Don’t over solve problems. At one point in my tenure I met with a respected group of scientists who warned that, with flu season then approaching, America’s emergency rooms would be overwhelmed by flu patients whose symptoms were similar to Ebola, and would have to be given costly and time-consuming tests for that disease. They argued that the US government needed an expensive, crash program to develop an instant test to differentiate between Ebola and flu. I disagreed.

While the world did need an inexpensive point of care test for Ebola for Africa (and one is finally being piloted on a large scale in West Africa), I told them that we had no imminent crisis of emergency room gridlock in the US, because we had a simple, cheap “test” to whittle down thousands of flu patients to a handful of Ebola suspects.

We would ask them, “Have you been in West Africa in the past 21 days?” Those who had not – and over 99% of the flu patients hadn’t – did NOT have Ebola. In our technocentric world today, we often look for overly complex, innovative, or “game changing” solutions to problems – instead of focusing on how a simpler, less elaborate solution can sometimes do the job.

Of course, these are just five of countless lessons we learned in the response – others included the need to constantly reassess and reshape plans; to respect the wisdom and insights of those nearest to the problem, and to focus closely on cultural differences and perspectives – and more.

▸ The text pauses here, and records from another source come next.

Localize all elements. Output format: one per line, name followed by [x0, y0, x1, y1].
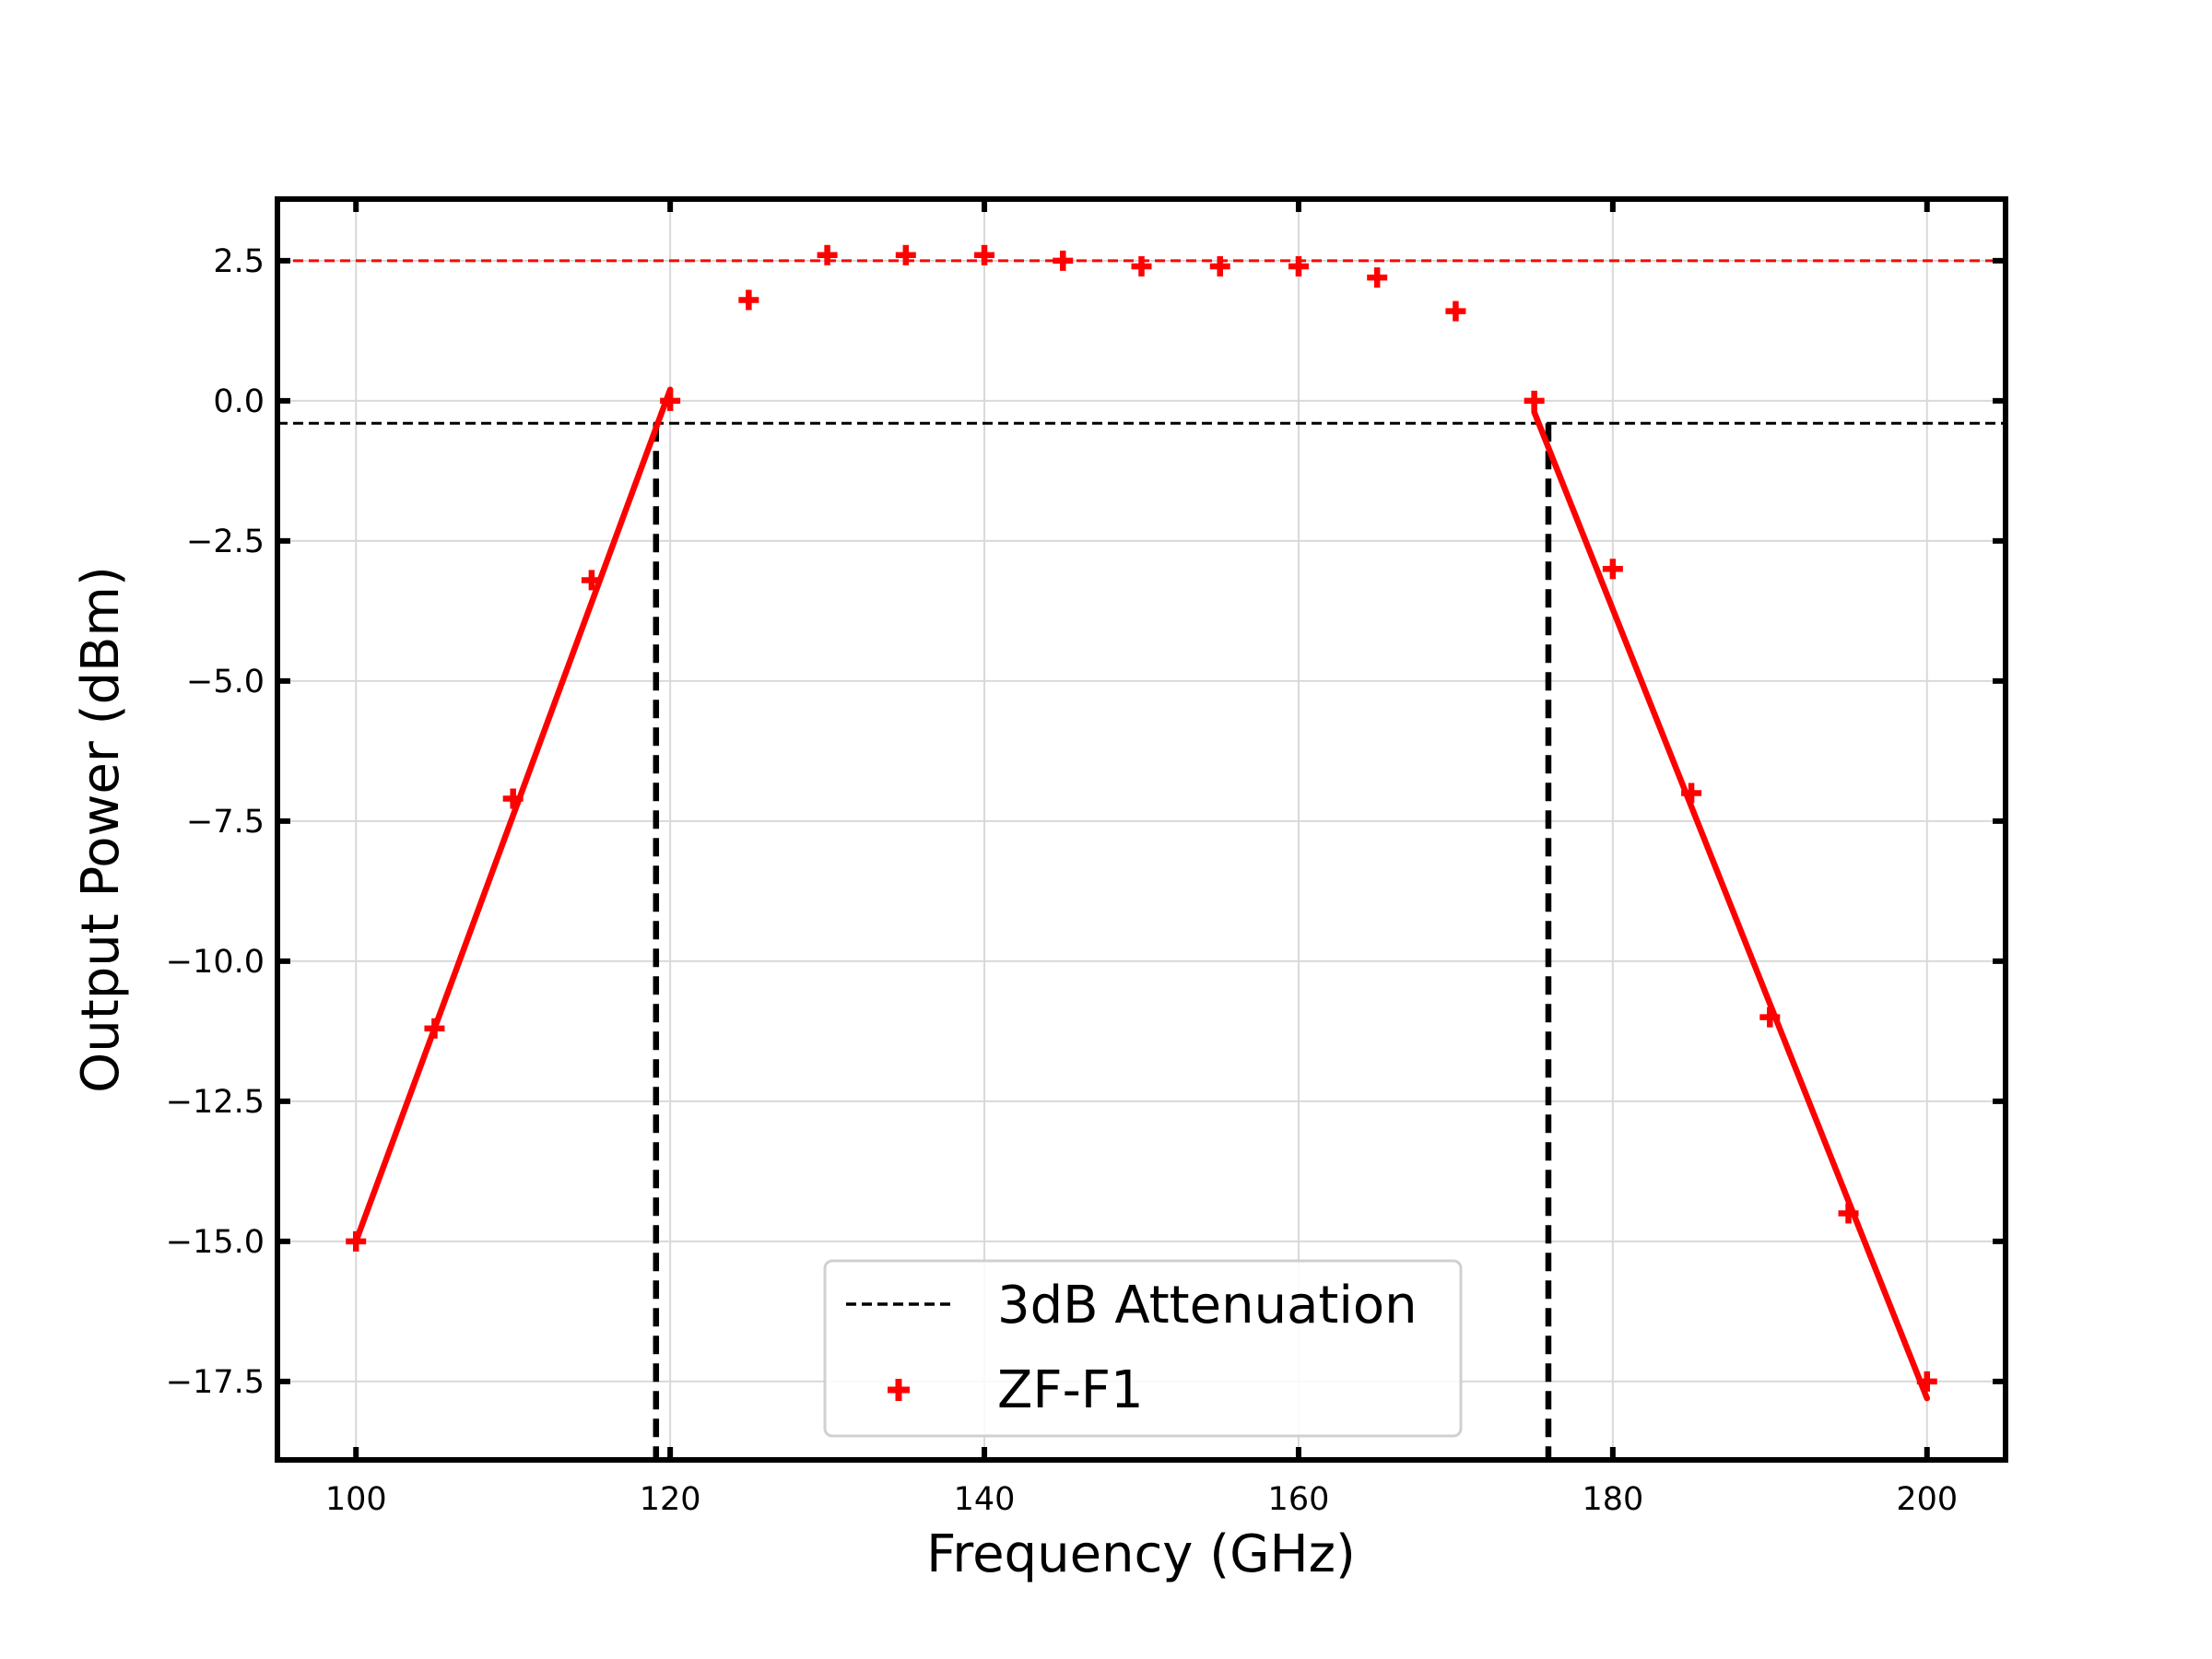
data-point — [738, 289, 759, 311]
y-tick-label: 2.5 — [213, 243, 265, 280]
data-point — [1209, 255, 1230, 276]
data-point — [895, 244, 916, 265]
x-tick-label: 200 — [1896, 1481, 1958, 1518]
y-tick-label: −5.0 — [186, 664, 265, 700]
legend-zf-f1-swatch — [888, 1379, 910, 1401]
y-tick-label: 0.0 — [213, 383, 265, 420]
data-point — [424, 1018, 445, 1039]
y-tick-label: −12.5 — [166, 1084, 265, 1121]
data-point — [1916, 1371, 1937, 1392]
data-point — [1288, 255, 1309, 276]
legend-3db-label: 3dB Attenuation — [997, 1276, 1418, 1335]
data-point — [660, 390, 681, 411]
x-tick-label: 180 — [1582, 1481, 1643, 1518]
ticks: 100 120 140 160 180 200 2.5 0.0 −2.5 −5.0 −7.5 −10.… — [166, 199, 2006, 1518]
data-point — [1759, 1006, 1781, 1028]
y-tick-label: −2.5 — [186, 524, 265, 560]
y-tick-label: −17.5 — [166, 1364, 265, 1401]
data-point — [1131, 255, 1152, 276]
x-axis-title: Frequency (GHz) — [926, 1524, 1356, 1584]
data-point — [1445, 300, 1466, 322]
y-tick-label: −10.0 — [166, 944, 265, 981]
data-point — [1367, 267, 1388, 288]
data-point — [974, 244, 995, 265]
data-point — [1838, 1203, 1859, 1224]
data-point — [1524, 390, 1545, 411]
x-tick-label: 100 — [325, 1481, 387, 1518]
data-point — [346, 1230, 367, 1252]
x-tick-label: 160 — [1268, 1481, 1330, 1518]
y-tick-label: −15.0 — [166, 1224, 265, 1261]
fit-lines — [352, 386, 1931, 1402]
fit-line — [352, 386, 674, 1245]
x-tick-label: 140 — [954, 1481, 1016, 1518]
data-point — [817, 244, 838, 265]
fit-line — [1531, 408, 1931, 1402]
data-point — [1681, 782, 1702, 804]
plot-frame — [275, 196, 2008, 1463]
legend-zf-f1-label: ZF-F1 — [997, 1360, 1144, 1420]
data-point — [1053, 250, 1074, 271]
data-point — [1602, 559, 1623, 580]
data-points — [346, 244, 1937, 1392]
x-tick-label: 120 — [640, 1481, 701, 1518]
data-point — [581, 570, 602, 591]
y-axis-title: Output Power (dBm) — [71, 566, 131, 1093]
legend: 3dB Attenuation ZF-F1 — [823, 1259, 1463, 1438]
y-tick-label: −7.5 — [186, 804, 265, 841]
legend-box — [823, 1259, 1463, 1438]
data-point — [502, 788, 524, 809]
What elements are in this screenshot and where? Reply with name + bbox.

Not all problems are life-and-death, or headline-grabbing, or social-media dominating, as Ebola was. But to the teams dealing with them, business problems are just as important. By using data the right way, turning the telescope around, gathering people face-to-face, acknowledging fears, and rightsizing problems, you can improve your team’s performance and get better results.

Ron Klain is general counsel of Revolution LLC, a Washington, DC-based investment firm. On leave from Revolution, he recently served as the first White House Ebola Response Coordinator.